Amazingly, Dr Jayashree's new find is active against staphylococcus, a kind of bacteria which is often responsible for the common cold.
``Common cold is a viral infection'', explains Dr Jayashree, ``and usually lasts for three days. However, if it lasts longer, doctors prescribe antibiotics because it generally means a bacteria is involved.'' But the efficacy of antibiotics against the common cold is hardly something to write home about. Here's where Dr Jayashree's work comes in.

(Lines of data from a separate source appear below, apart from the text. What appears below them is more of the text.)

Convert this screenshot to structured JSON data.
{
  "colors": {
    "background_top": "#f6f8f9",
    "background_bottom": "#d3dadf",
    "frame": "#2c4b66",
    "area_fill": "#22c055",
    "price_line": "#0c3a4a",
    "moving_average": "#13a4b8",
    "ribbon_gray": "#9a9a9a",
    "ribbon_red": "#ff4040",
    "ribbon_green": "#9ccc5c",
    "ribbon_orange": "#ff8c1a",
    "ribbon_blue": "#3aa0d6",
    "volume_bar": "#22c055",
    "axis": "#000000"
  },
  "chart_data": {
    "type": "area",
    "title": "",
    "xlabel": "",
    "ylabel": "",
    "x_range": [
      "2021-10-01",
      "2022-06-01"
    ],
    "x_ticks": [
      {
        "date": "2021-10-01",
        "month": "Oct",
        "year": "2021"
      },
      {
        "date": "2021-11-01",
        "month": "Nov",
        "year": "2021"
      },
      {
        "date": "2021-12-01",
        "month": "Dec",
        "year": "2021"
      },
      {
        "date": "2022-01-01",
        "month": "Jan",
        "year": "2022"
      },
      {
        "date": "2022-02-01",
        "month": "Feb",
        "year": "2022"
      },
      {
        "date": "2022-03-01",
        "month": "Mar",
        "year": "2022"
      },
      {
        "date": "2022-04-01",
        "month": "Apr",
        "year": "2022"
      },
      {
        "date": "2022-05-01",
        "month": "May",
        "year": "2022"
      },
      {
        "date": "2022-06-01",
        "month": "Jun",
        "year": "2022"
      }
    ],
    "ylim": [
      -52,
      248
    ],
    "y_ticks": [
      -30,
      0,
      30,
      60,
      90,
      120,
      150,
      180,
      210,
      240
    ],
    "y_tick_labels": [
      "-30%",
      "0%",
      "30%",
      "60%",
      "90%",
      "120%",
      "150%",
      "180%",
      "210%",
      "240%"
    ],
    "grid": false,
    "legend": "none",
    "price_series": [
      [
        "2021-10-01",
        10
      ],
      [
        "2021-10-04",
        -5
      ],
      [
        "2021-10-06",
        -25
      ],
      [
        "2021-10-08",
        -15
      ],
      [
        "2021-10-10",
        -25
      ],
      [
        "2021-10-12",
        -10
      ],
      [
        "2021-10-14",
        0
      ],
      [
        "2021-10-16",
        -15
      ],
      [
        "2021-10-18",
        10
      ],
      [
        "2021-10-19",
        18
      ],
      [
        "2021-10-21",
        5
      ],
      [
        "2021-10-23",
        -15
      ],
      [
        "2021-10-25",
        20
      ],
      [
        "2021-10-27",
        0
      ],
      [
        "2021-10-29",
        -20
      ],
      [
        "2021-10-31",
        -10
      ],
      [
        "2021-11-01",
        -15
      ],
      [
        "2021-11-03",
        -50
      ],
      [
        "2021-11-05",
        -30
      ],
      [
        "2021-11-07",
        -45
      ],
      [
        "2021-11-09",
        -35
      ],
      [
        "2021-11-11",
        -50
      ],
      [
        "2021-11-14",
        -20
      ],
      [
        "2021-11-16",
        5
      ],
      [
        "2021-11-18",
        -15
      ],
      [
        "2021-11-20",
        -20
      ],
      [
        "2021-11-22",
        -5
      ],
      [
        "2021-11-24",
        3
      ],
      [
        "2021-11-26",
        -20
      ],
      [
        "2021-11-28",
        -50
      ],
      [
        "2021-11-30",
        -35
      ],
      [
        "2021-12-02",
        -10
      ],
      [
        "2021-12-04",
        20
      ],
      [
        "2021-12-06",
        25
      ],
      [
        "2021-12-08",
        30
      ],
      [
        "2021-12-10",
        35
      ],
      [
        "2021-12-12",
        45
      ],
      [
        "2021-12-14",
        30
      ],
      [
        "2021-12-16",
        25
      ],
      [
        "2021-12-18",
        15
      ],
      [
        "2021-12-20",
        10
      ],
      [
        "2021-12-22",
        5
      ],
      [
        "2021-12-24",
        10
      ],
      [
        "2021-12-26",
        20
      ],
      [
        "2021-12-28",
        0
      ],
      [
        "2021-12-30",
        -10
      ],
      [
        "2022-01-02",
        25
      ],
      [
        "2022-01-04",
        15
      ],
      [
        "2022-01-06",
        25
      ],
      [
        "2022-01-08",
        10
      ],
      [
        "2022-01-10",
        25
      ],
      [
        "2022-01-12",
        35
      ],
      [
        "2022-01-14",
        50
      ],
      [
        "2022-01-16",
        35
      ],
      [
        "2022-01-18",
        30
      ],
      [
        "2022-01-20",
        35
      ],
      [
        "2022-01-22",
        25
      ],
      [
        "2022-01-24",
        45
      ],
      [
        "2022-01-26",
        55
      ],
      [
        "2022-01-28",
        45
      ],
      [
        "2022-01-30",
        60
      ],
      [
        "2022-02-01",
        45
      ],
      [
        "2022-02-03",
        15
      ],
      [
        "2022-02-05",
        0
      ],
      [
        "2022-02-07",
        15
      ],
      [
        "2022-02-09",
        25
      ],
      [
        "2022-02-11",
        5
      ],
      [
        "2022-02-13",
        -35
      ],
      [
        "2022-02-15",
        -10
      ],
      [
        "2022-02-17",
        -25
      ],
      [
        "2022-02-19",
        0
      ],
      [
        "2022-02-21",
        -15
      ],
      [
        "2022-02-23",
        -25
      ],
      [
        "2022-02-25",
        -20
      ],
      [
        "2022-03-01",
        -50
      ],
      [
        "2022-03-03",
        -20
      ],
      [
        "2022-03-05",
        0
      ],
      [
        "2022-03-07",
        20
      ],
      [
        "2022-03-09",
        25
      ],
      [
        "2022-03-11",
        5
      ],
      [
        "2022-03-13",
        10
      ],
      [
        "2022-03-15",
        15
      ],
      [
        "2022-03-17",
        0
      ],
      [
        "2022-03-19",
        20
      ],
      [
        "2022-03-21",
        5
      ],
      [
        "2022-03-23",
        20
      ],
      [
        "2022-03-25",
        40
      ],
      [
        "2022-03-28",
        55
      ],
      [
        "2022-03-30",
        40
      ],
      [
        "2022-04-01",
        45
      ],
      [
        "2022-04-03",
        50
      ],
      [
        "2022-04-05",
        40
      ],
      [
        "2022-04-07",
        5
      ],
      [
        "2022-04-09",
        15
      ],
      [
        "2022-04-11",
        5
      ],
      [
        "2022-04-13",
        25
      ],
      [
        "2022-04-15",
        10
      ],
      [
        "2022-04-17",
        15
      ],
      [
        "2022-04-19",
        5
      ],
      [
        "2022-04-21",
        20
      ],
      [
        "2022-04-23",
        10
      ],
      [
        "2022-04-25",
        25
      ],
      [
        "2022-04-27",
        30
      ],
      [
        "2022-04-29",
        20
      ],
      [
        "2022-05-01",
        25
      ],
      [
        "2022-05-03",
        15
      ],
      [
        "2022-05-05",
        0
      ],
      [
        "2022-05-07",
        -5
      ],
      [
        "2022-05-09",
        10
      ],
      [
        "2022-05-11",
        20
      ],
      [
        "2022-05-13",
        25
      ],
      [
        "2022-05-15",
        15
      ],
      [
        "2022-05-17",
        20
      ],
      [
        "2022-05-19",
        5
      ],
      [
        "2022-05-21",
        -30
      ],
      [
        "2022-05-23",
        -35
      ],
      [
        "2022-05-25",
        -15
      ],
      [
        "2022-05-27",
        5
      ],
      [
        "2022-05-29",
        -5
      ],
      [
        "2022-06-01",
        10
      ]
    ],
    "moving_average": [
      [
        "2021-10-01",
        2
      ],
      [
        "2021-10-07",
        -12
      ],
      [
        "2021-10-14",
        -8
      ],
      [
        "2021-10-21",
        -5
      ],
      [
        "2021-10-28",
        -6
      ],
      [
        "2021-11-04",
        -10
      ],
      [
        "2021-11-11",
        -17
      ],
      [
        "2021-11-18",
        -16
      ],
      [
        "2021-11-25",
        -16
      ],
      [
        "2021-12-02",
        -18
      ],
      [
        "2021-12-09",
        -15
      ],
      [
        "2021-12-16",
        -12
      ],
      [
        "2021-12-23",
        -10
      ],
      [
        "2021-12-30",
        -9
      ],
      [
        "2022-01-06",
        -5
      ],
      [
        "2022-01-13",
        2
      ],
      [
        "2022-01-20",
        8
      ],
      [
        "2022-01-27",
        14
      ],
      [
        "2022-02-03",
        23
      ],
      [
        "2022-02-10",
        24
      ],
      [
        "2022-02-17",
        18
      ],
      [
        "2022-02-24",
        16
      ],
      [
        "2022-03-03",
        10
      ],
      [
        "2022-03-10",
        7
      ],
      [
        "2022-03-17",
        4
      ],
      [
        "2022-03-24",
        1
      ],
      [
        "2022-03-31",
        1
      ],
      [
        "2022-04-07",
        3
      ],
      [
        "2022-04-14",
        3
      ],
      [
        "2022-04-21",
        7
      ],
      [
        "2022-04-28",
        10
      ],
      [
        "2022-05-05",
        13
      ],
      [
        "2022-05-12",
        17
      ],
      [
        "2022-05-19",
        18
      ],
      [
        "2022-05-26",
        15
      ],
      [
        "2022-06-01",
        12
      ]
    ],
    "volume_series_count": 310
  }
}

``The organism I'm working with is producing an antibiotic not listed'', she says. ``I have identified the gene cluster which codes this property. I'm now in the process of introducing this gene cluster into other organisms. And it's effective against the germ that causes the common cold.''
So do we have a cure for the common cold? ``I need to find out its chemical characteristics, whether its only one antibiotic or more than one working in tandem...I've just started my research. So for now its no comment on that'', she says. ``All that could be said at present is that it could be used to generate a more potent antibiotic''.
According to Dr Shagun Desai, Head of the Pharmacology Department at the Shree Krishna Medical College and Hospital in Karamsad, indiscriminate use of antibiotics is causing microbes to evolve defence mechanisms as they battle to survive.
So a future where existing antibiotics don't work is very much on the cards. But talk of a cure for the common cold makes him cautious, too. ``I'll have to see what you are talking about first'', he says. In any case, even prolonged colds need not be bacterial, he avers, adding that the efficacy of the antibiotic against the cold depends largely on where one got it from.
``For example, if you got your cold from a hospital, chances are the germ you contacted will be antibiotic-resistant. But if you got it from a village, where antibiotics are not much used, the germ is more likely to be a simple one,'' he says.
Not just the bacteria, even the malarial parasite has toughened up considerably. ``The resistance of the parasite has increased'', says Subhash Kotewal, a research scholar at the department. However, his work is on the toxicity of commonly-prescribed anti-malarial medicines.
``I'm working on quinine, chloroquine, and primaquine'', he says. It is known that these substances accumulate inside the cells of the body, and can even kill them. He is trying to find out how. ``Hopefully, this research will help us develop anti-malarials which are less damaging to the body'', he says.